El contenido del relato es de una gran riqueza. Siguiendo su
costumbre, el evangelio de Juan no lo llama “milagro” sino “signo”. Con ello
nos invita a no quedarnos en los hechos que se narran, sino a descubrir desde
la fe un sentido más profundo.
Jesús ocupa el lugar central. Nadie le pide que intervenga.
Es él mismo quien intuye el hambre de aquella gente y plantea la necesidad de
alimentarla. Es conmovedor saber que Jesús no solo alimentaba a la gente con la
Buena Noticia de Dios, sino que le preocupaba también el hambre de sus hijos e
hijas.
¿Cómo alimentar en medio del campo a una muchedumbre
numerosa? Los discípulos no encuentran ninguna solución. Felipe dice que no se
puede pensar en comprar pan, pues no tienen dinero. Andrés piensa que se podría
compartir lo que haya, pero solo un muchacho tiene cinco panes y un par de
peces. ¿Qué es eso para tantos?
Para Jesús es suficiente. Ese joven, sin nombre ni rostro,
va hacer posible lo que parece imposible. Su disponibilidad para compartir todo
lo que tiene es el camino para alimentar a aquellas gentes. Jesús hará lo
demás. Toma en sus manos los panes del joven, da gracias a Dios y comienza a
“repartirlos” entre todos.
La escena es fascinante. Una muchedumbre, sentada sobre la
hierba verde del campo, compartiendo una comida gratuita, un día de primavera.
No es un banquete de ricos. No hay vino ni carne. Es la comida sencilla de la
gente que vive junto al lago: pan de cebada y pescado ahumado. Una comida
fraterna servida por Jesús a todos gracias al gesto generoso de un joven.

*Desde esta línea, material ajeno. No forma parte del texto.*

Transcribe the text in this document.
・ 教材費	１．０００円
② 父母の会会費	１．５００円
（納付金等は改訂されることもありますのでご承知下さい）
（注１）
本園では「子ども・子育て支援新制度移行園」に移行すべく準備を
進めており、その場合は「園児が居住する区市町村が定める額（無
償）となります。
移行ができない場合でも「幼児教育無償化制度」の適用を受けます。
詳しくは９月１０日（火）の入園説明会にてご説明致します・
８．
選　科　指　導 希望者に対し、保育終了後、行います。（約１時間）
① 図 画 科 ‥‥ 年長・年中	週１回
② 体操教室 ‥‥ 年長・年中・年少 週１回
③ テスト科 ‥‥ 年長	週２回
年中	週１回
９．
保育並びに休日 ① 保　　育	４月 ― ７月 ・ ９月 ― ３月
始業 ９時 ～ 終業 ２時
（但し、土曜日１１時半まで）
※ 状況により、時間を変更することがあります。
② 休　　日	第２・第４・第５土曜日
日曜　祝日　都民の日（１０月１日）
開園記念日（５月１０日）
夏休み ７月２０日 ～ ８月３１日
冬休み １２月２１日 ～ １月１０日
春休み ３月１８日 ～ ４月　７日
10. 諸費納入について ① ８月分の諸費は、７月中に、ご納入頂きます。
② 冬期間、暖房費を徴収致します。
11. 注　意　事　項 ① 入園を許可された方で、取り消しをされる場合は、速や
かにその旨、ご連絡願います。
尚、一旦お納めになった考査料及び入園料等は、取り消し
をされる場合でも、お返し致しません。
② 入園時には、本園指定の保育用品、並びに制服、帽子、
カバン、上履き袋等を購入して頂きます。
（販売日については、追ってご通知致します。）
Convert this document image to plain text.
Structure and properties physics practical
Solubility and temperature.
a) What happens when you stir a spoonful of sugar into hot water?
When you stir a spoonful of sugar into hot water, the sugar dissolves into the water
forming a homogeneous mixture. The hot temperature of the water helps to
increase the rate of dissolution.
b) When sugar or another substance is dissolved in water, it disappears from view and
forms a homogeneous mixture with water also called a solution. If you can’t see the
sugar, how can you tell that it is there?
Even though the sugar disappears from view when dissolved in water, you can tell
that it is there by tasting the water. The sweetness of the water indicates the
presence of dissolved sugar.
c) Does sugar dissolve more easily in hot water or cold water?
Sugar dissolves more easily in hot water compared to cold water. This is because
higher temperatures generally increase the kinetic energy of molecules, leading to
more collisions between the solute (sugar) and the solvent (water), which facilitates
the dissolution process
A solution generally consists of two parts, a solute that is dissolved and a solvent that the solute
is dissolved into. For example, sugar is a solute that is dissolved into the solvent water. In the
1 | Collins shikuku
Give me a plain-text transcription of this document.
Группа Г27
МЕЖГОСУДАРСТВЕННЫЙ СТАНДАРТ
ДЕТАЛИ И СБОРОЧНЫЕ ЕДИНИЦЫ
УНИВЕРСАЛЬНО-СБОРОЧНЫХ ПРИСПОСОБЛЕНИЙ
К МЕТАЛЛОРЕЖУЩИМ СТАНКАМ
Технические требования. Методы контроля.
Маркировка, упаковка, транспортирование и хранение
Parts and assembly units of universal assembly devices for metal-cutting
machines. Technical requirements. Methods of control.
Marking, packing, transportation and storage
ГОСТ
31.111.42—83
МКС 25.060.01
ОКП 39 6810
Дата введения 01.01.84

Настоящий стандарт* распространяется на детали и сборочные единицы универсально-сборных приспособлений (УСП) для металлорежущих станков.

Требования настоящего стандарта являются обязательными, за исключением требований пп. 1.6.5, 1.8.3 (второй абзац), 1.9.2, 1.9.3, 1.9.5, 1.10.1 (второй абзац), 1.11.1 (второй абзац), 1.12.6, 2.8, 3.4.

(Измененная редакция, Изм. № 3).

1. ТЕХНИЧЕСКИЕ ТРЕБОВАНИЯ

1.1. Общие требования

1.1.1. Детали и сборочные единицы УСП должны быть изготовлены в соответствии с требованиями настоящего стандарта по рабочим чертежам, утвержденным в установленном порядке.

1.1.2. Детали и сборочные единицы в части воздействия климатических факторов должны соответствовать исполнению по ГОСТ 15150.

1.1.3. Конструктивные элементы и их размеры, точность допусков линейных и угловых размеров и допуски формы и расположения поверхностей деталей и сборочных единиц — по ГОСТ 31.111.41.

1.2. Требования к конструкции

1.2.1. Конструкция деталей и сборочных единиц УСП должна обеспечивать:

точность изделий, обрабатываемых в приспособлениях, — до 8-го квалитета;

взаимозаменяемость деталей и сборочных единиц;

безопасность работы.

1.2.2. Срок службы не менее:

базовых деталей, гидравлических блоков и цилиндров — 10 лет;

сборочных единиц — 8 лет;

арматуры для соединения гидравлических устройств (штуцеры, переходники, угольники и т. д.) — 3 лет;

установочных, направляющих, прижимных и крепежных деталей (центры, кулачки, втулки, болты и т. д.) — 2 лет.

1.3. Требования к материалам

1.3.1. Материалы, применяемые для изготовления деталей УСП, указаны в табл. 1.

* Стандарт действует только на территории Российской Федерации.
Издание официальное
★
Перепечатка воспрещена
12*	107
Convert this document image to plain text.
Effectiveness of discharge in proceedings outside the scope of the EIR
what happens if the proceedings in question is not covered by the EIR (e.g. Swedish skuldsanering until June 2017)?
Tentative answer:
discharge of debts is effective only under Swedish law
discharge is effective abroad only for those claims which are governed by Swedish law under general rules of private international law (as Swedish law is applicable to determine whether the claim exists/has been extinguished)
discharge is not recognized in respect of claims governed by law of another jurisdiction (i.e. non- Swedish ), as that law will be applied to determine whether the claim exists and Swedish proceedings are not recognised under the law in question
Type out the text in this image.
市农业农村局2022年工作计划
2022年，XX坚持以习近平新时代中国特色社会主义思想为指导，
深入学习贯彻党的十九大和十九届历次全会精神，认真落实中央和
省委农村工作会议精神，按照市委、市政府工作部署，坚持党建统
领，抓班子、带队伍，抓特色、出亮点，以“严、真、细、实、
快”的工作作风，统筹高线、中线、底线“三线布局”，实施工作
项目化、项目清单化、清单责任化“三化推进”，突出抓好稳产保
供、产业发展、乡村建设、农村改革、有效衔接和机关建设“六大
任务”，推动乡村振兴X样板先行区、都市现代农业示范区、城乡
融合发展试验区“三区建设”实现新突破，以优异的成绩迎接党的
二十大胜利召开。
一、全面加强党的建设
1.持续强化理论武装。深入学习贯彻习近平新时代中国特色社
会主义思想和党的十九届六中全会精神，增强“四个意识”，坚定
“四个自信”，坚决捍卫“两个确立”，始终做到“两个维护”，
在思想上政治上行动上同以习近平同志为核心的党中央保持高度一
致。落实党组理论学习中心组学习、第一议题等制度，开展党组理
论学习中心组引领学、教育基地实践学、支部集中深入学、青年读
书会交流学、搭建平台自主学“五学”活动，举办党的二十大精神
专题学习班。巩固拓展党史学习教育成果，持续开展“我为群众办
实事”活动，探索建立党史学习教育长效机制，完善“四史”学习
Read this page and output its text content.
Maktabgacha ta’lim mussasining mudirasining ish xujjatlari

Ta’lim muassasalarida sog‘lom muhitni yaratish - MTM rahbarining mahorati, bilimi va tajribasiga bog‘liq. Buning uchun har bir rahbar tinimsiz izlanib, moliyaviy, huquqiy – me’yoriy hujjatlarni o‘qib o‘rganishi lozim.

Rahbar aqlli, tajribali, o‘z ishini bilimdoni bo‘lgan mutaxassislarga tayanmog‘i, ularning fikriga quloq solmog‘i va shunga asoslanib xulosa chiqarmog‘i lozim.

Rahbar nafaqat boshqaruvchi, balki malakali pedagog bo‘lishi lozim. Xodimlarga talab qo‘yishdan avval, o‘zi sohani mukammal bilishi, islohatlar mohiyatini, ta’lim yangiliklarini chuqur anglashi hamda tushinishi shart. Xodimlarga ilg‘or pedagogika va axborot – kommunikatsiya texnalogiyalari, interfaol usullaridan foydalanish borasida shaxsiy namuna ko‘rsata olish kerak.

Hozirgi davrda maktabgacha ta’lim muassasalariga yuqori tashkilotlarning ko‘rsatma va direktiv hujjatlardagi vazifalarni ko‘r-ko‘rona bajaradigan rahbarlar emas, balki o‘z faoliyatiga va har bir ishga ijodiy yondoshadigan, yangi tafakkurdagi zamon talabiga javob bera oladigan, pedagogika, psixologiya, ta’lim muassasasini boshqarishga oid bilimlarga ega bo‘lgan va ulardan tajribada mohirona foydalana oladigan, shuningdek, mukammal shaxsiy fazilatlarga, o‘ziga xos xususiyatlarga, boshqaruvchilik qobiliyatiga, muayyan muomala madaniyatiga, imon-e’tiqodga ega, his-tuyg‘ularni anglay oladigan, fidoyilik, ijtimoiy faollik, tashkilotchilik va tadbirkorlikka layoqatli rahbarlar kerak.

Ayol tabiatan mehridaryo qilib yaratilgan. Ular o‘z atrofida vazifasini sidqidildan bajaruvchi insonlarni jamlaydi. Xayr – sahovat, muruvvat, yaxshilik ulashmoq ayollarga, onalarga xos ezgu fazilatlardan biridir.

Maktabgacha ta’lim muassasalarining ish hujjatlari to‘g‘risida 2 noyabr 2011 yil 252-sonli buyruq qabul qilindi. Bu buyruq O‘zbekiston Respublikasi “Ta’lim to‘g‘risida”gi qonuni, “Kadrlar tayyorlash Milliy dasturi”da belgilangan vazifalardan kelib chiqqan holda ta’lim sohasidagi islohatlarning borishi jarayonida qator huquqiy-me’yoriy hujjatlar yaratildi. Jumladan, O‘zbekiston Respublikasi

Esta comida compartida era para los primeros cristianos un
símbolo atractivo de la comunidad nacida de Jesús para construir una humanidad
nueva y fraterna. Les evocaba, al mismo tiempo, la eucaristía que celebraban el
día del Señor para alimentarse del espíritu y la fuerza de Jesús, el Pan vivo
venido de Dios.
Pero nunca olvidaron el gesto del joven. Si hay hambre en el
mundo, no es por escasez de alimentos sino por falta de solidaridad. Hay pan
para todos, falta generosidad para compartir. Hemos dejado la marcha del mundo
en manos del poder financiero, nos da miedo compartir lo que tenemos, y la
gente se muere de hambre por nuestro egoísmo irracional.
Para que se produzca el "milagro" (o el "signo"), es necesaria la fe. Y no una fe teórica, sino una opción definitiva y radical por el Señor. Fiarse de Él, creer de verdad en Él, entonces sí será posible cambiar. No nosotros, que nunca podremos por nosotros mismos, sino por la fuerza de su Espíritu. Entonces nuestra vida interior será un milagro.